I have custom.module which defines a new permission with hook_permission:

function custom_booking_permission() {
  return array(
    'custom allow registration' => array(
      'title' => t('Fill out Registration Form'),
      'description' => t('Allows a user to register their online account.'),

And then in the custom.install in hook_update_n:

function custom_booking_update_7002() {
  user_role_grant_permissions(DRUPAL_ANONYMOUS_RID, array('custom allow registration'));

The problem is that when I deploy this code and run drush updb -y in my script, I get this error:

SQLSTATE[23000]: Integrity constraint violation: 1048 Column 'module' cannot be null [error]

Which as I understand it is because Drupal has yet to recognise the new permission in hook_permission.

I have other aspects to the update script such as enabling modules and reverting features, and then running drush updb later in the script works fine. However I've always believed that drush updb should be as early as possible. Maybe I just need to be more flexible.

Alternatively I was thinking about either an SQL insert to avoid the grant permission validation, or running a drush php-eval later in the deployment script separate from drush updb. Both strike me as undesirable.

1 Answer 1


The only reason Drupal would not know of the new permission is because it hasn't yet registered your hook. This would only happens after a cache clear.

I would not advise to run a full cache clear before an update (as that might well invoke code that will expect the update to have been run already). Maybe you could get away with clearing the cache of hooks in module_implements. You could call this in your hook_update_N before setting the role:

module_implements('permission', FALSE, TRUE);

But even that feels a bit risky ; it is best not to interfere with the way things run, you might end up with debugging headaches.

Otherwise I don't think there is a perfect solution.
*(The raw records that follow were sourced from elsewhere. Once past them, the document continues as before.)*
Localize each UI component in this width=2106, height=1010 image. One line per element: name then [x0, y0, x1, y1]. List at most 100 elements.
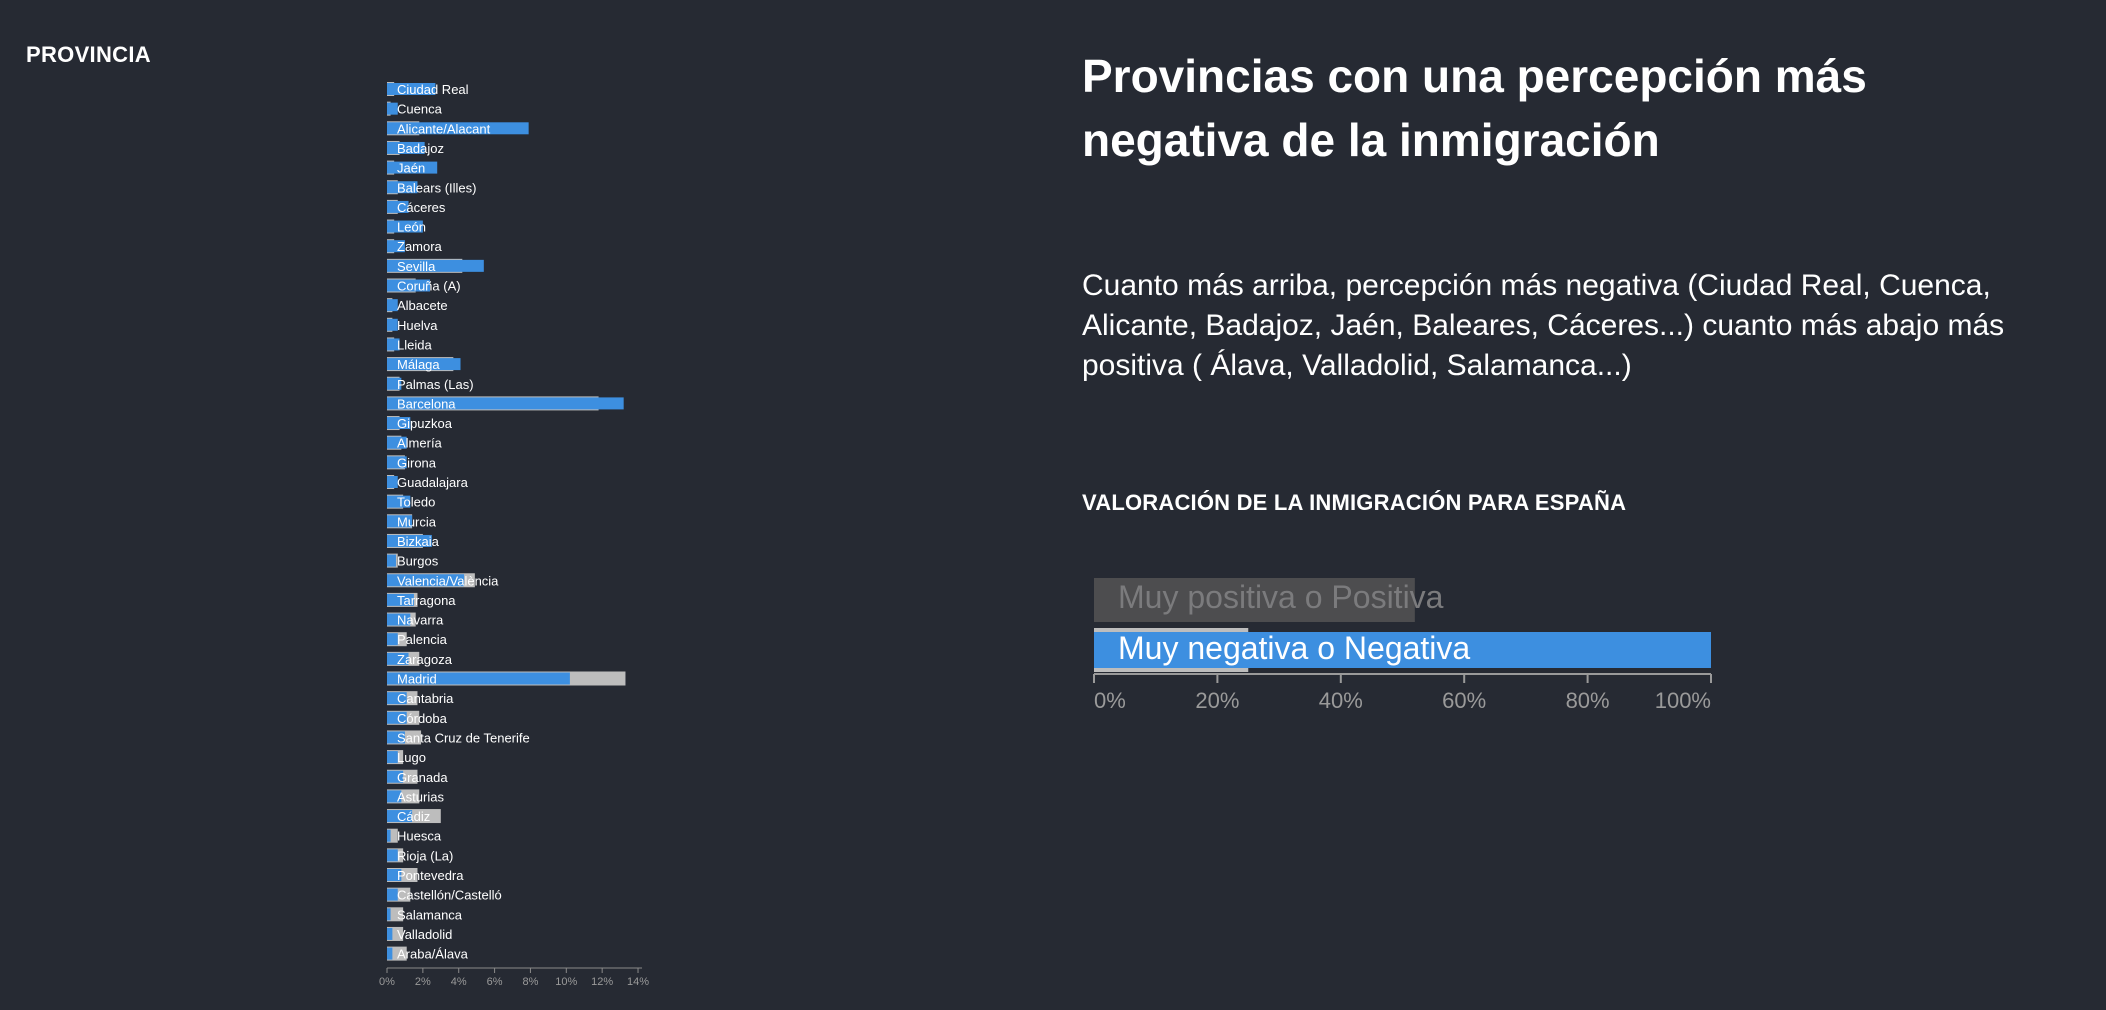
- province-label: Cáceres: [397, 200, 446, 215]
- bar-negative: [387, 574, 465, 587]
- province-label: Barcelona: [397, 396, 456, 411]
- province-label: Pontevedra: [397, 868, 464, 883]
- province-row: Gipuzkoa: [387, 416, 453, 431]
- bar-negative: [387, 240, 405, 253]
- bar-negative: [387, 417, 411, 430]
- province-label: Cuenca: [397, 102, 443, 117]
- province-label: Santa Cruz de Tenerife: [397, 730, 530, 745]
- bar-negative: [387, 810, 413, 823]
- province-label: Rioja (La): [397, 848, 453, 863]
- bar-negative: [387, 751, 398, 764]
- bar-negative: [387, 633, 398, 646]
- province-label: Araba/Álava: [397, 947, 469, 962]
- province-axis-label: PROVINCIA: [26, 42, 151, 67]
- bar-negative: [387, 731, 405, 744]
- province-row: Santa Cruz de Tenerife: [387, 730, 530, 745]
- bar-negative: [387, 593, 414, 606]
- bar-negative: [387, 515, 413, 528]
- x-tick-label: 12%: [591, 976, 613, 988]
- province-row: Palencia: [387, 632, 448, 647]
- bar-negative: [387, 711, 407, 724]
- x-tick-label: 0%: [379, 976, 395, 988]
- province-row: Badajoz: [387, 140, 444, 156]
- bar-negative: [387, 436, 407, 449]
- province-label: Castellón/Castelló: [397, 888, 502, 903]
- bar-negative: [387, 279, 431, 292]
- province-label: Asturias: [397, 789, 444, 804]
- province-label: Albacete: [397, 298, 448, 313]
- bar-negative: [387, 554, 396, 567]
- province-label: Sevilla: [397, 259, 436, 274]
- province-row: Zaragoza: [387, 651, 453, 667]
- bar-negative: [387, 495, 411, 508]
- province-label: Granada: [397, 770, 448, 785]
- bar-positive: [387, 828, 398, 843]
- province-label: Zamora: [397, 239, 443, 254]
- province-row: Coruña (A): [387, 278, 461, 294]
- province-row: Guadalajara: [387, 475, 469, 490]
- bar-negative: [387, 534, 432, 547]
- province-label: Navarra: [397, 613, 444, 628]
- x-tick-label: 6%: [487, 976, 503, 988]
- province-row: Navarra: [387, 612, 444, 628]
- province-row: Burgos: [387, 553, 439, 569]
- province-label: Jaén: [397, 161, 425, 176]
- province-row: Jaén: [387, 160, 438, 176]
- province-row: Rioja (La): [387, 848, 453, 863]
- bar-negative: [387, 613, 411, 626]
- province-row: Salamanca: [387, 907, 463, 922]
- province-label: Lleida: [397, 337, 432, 352]
- province-label: Málaga: [397, 357, 440, 372]
- province-label: Cádiz: [397, 809, 430, 824]
- province-row: Barcelona: [387, 396, 624, 411]
- province-row: Girona: [387, 455, 437, 470]
- province-label: Balears (Illes): [397, 180, 476, 195]
- province-label: León: [397, 220, 426, 235]
- province-label: Badajoz: [397, 141, 444, 156]
- province-label: Madrid: [397, 672, 437, 687]
- bar-negative: [387, 476, 398, 488]
- province-row: Palmas (Las): [387, 376, 474, 392]
- province-label: Huesca: [397, 829, 442, 844]
- province-row: Albacete: [387, 298, 448, 313]
- bar-negative: [387, 849, 398, 862]
- province-label: Palencia: [397, 632, 448, 647]
- bar-negative: [387, 102, 398, 115]
- spain-bar-chart: Muy positiva o Positiva Muy negativa o Ne…: [1093, 578, 1712, 713]
- province-label: Almería: [397, 436, 443, 451]
- category-label: Muy negativa o Negativa: [1118, 630, 1470, 666]
- province-label: Burgos: [397, 554, 439, 569]
- bar-negative: [387, 259, 484, 272]
- x-tick-label: 60%: [1442, 688, 1486, 713]
- province-label: Valladolid: [397, 927, 452, 942]
- province-row: Pontevedra: [387, 868, 464, 883]
- bar-negative: [387, 456, 407, 469]
- bar-negative: [387, 790, 402, 803]
- province-label: Toledo: [397, 495, 435, 510]
- bar-negative: [387, 672, 570, 685]
- x-tick-label: 0%: [1094, 688, 1126, 713]
- bar-positive: [387, 907, 404, 922]
- bar-positive: [1094, 578, 1415, 622]
- category-label: Muy positiva o Positiva: [1118, 579, 1444, 615]
- spain-chart-title: VALORACIÓN DE LA INMIGRACIÓN PARA ESPAÑA: [1082, 490, 1627, 515]
- province-row: Cuenca: [387, 101, 443, 117]
- province-row: Cádiz: [387, 809, 441, 824]
- province-label: Alicante/Alacant: [397, 121, 491, 136]
- province-label: Valencia/València: [397, 573, 499, 588]
- x-tick-label: 40%: [1319, 688, 1363, 713]
- province-label: Coruña (A): [397, 279, 461, 294]
- province-label: Girona: [397, 455, 437, 470]
- province-row: León: [387, 219, 426, 235]
- province-label: Córdoba: [397, 711, 448, 726]
- province-label: Murcia: [397, 514, 437, 529]
- bar-negative: [387, 770, 404, 783]
- province-row: Lugo: [387, 750, 426, 765]
- bar-negative: [387, 220, 423, 233]
- province-row: Ciudad Real: [387, 82, 469, 97]
- province-label: Tarragona: [397, 593, 456, 608]
- province-label: Zaragoza: [397, 652, 453, 667]
- province-label: Bizkaia: [397, 534, 440, 549]
- bar-negative: [387, 377, 402, 390]
- bar-negative: [387, 122, 529, 135]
Drupal just doesn't have a 'post-update' style hook. You could implement such a hook yourself (maybe using a variable_get/set and hook_init ; or as a drush script as you suggest), however this feels like a complicated way to do what could otherwise be done with a simple SQL query.

If you know your target uses an SQL database, then I think that, while not entirely satisfying, the SQL insert statement is the simplest solution.

  • Yeah as I thought. SQL insert is probably the least convoluted. It's just un-Drupal in a way. Thanks!